I have dabbled around the site over the years, and from my research, Duolingo claims to help you learn a language in a fun, interactive, and personalized way. Their manifesto on the website states, “Our ultimate goal is to give everyone access to a private tutor experience through technology.” I have played around with four of the languages offered for English speakers: Spanish, French, Portuguese, and Italian. Although I’ve started the programs and have jumped levels here and there, I have never started from the very beginning of knowing nothing, so I wanted to try it out for myself to see if Duolingo actually does what it claims to do. I wanted to see if I could learn a new language, one to which I have never had any exposure prior to beginning the Duolingo. So, I am performing a personal study on Duolingo. For the next three months, I will be putting Duolingo to the ultimate test to see if it actually works.
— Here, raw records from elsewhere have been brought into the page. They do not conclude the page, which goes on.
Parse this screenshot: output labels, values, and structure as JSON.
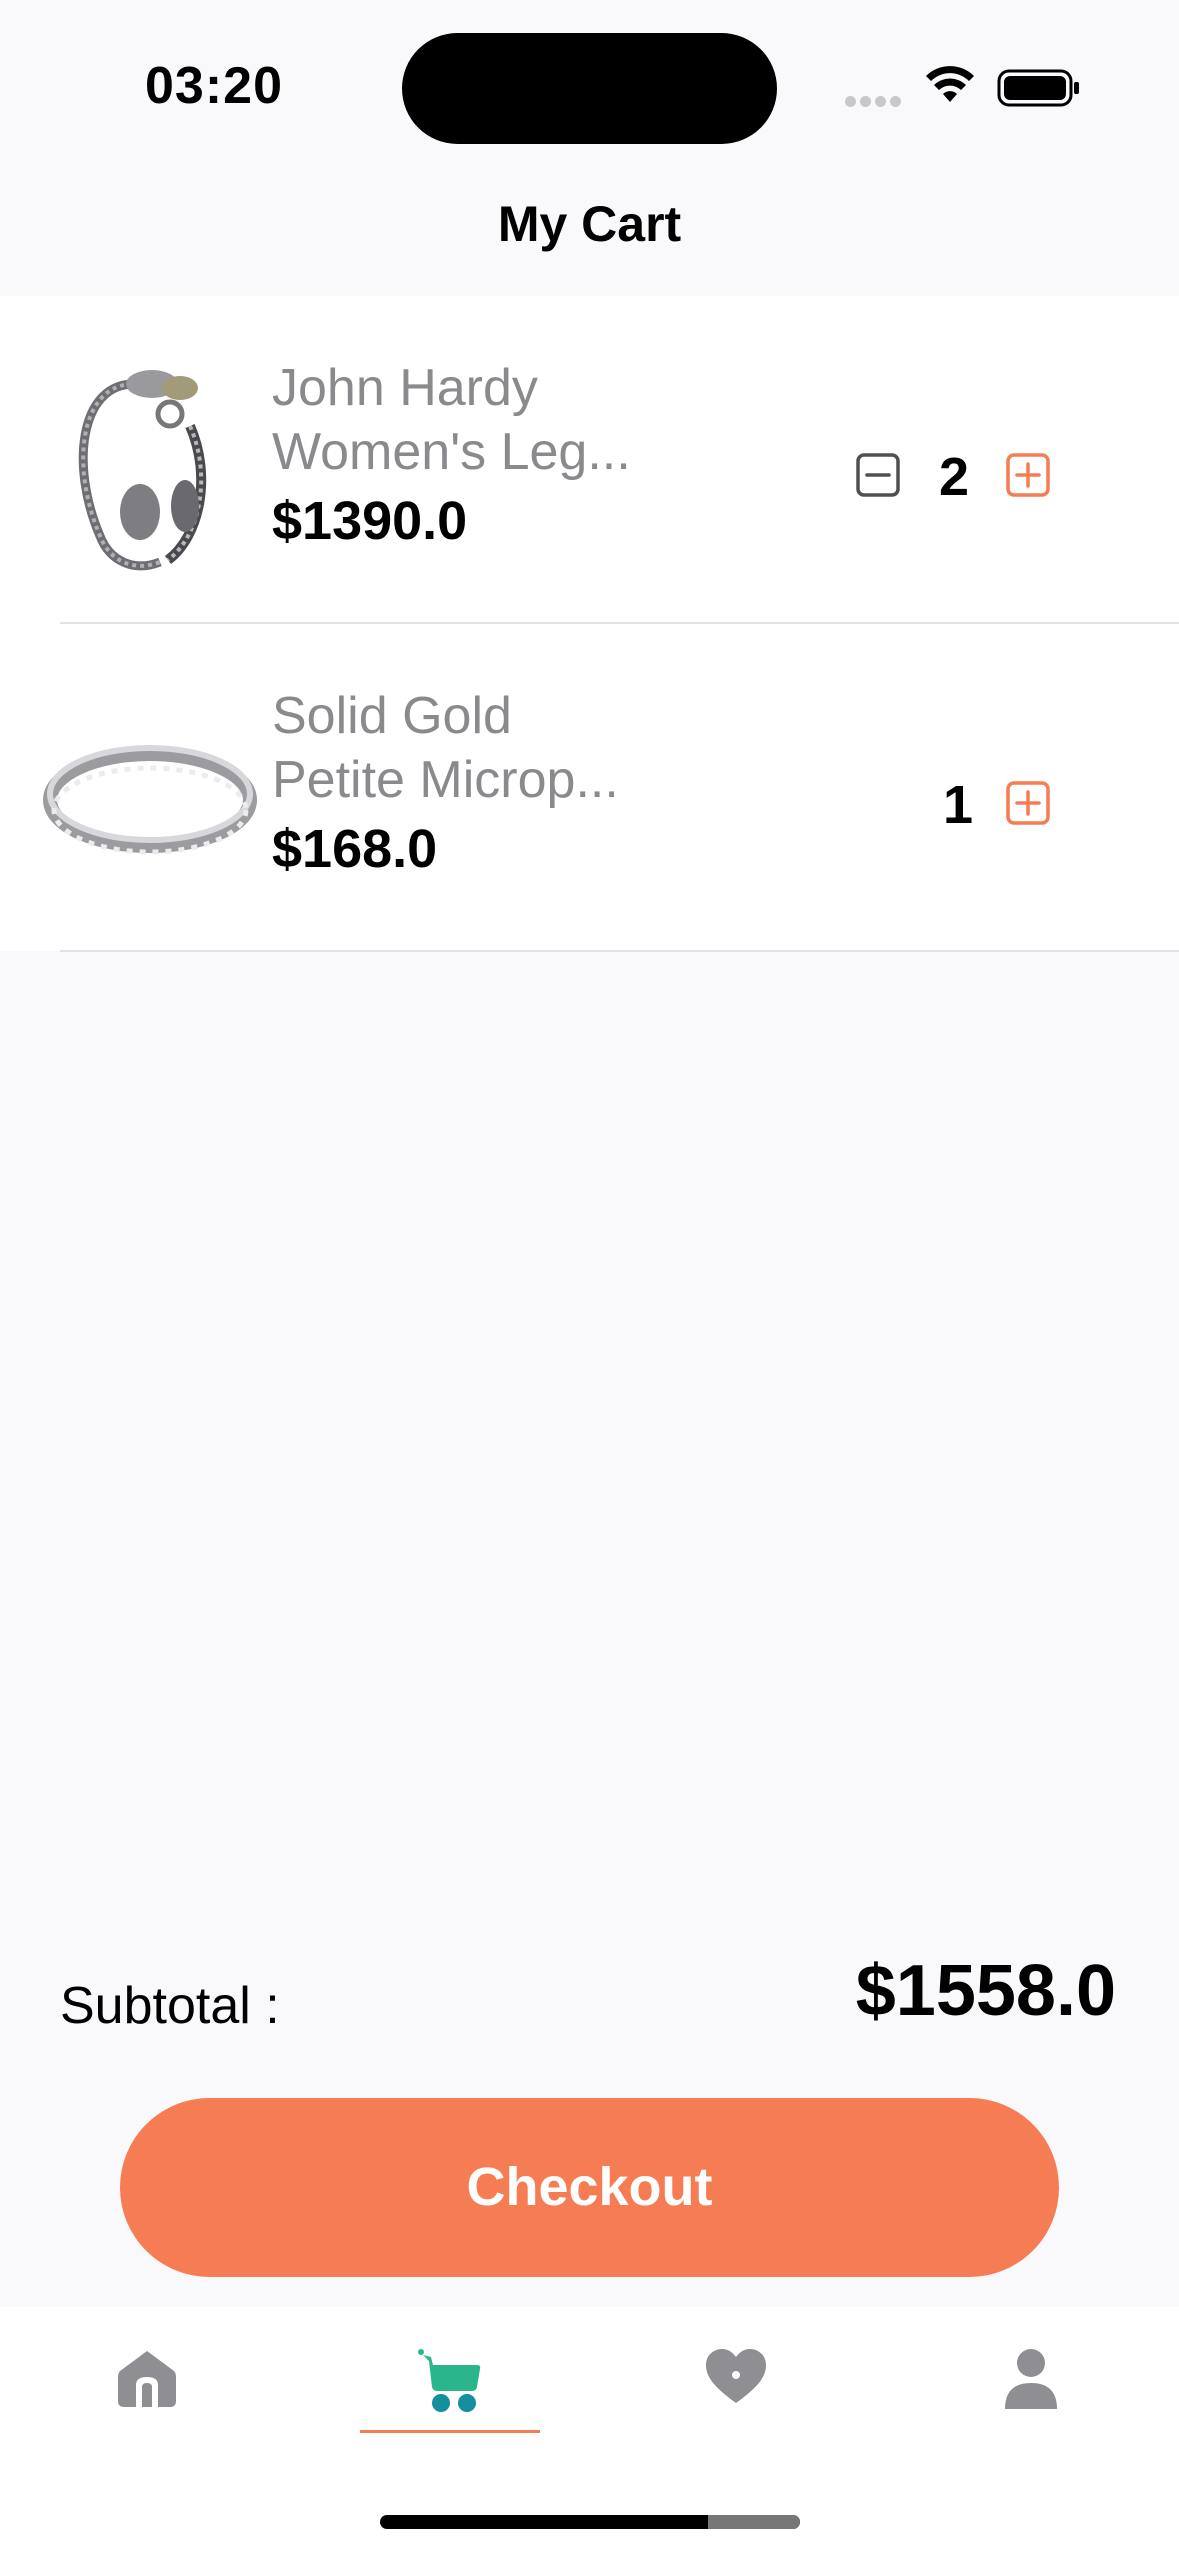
{
  "status_bar": {
    "time": "03:20"
  },
  "header": {
    "title": "My Cart"
  },
  "cart": {
    "items": [
      {
        "name_line1": "John Hardy",
        "name_line2": "Women's Leg...",
        "price": "$1390.0",
        "quantity": "2",
        "show_minus": true,
        "image": "silver-chain-bracelet"
      },
      {
        "name_line1": "Solid Gold",
        "name_line2": "Petite Microp...",
        "price": "$168.0",
        "quantity": "1",
        "show_minus": false,
        "image": "diamond-band-ring"
      }
    ]
  },
  "summary": {
    "subtotal_label": "Subtotal :",
    "subtotal_value": "$1558.0"
  },
  "checkout": {
    "label": "Checkout"
  },
  "tab_bar": {
    "tabs": [
      {
        "icon": "home-icon",
        "active": false
      },
      {
        "icon": "cart-icon",
        "active": true
      },
      {
        "icon": "heart-icon",
        "active": false
      },
      {
        "icon": "profile-icon",
        "active": false
      }
    ]
  },
  "colors": {
    "accent": "#f67c54",
    "cart_green": "#2bb58c",
    "cart_teal": "#138f9e",
    "muted_text": "#8a8a8e",
    "icon_gray": "#8e8e93"
  }
}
So, how will I do it? I began the process by looking at the list of twenty one possible choices and crossed off the ones that I had had exposure to and some that I just wasn’t really interested in trying out. I wanted something strange, something new, something that isn’t taught at most schools. I was left with a list of five languages that were interesting to me: Dutch, Russian, Norwegian, Swedish, and Danish. To be fair, I plugged the list into a random generator and I came out with Dutch! I was really excited when I saw the result! I don’t really know why though because I have no idea what the language looks like, sounds like, if it used a different alphabet, or uses lots of different accents. To say the least, I have no idea what I am getting myself into.

The task is as follows: For the next three months, I will study Dutch for ten minutes a day using only Duolingo. I am not allowed to take any notes whatsoever, use outside sources of any kind to enhance my learning, study for more than ten minutes a day, skip days, or spend extra time reviewing what I had previously learned. If I wish to practice what I’ve learned for the ten minutes I am allotted, so be it, but I cannot spend more than ten minutes a day. Every month, I will report back with my progress in the program and my thoughts on the language. At the end of the three months, I will measure my progress using the progress quiz that Duolingo provides, which measures your percentage of fluency. I did not take this exam prior as I have no background in Dutch that could be helpful.

So, follow me along on this journey as I answer the questions, “Does Duolingo actually work?”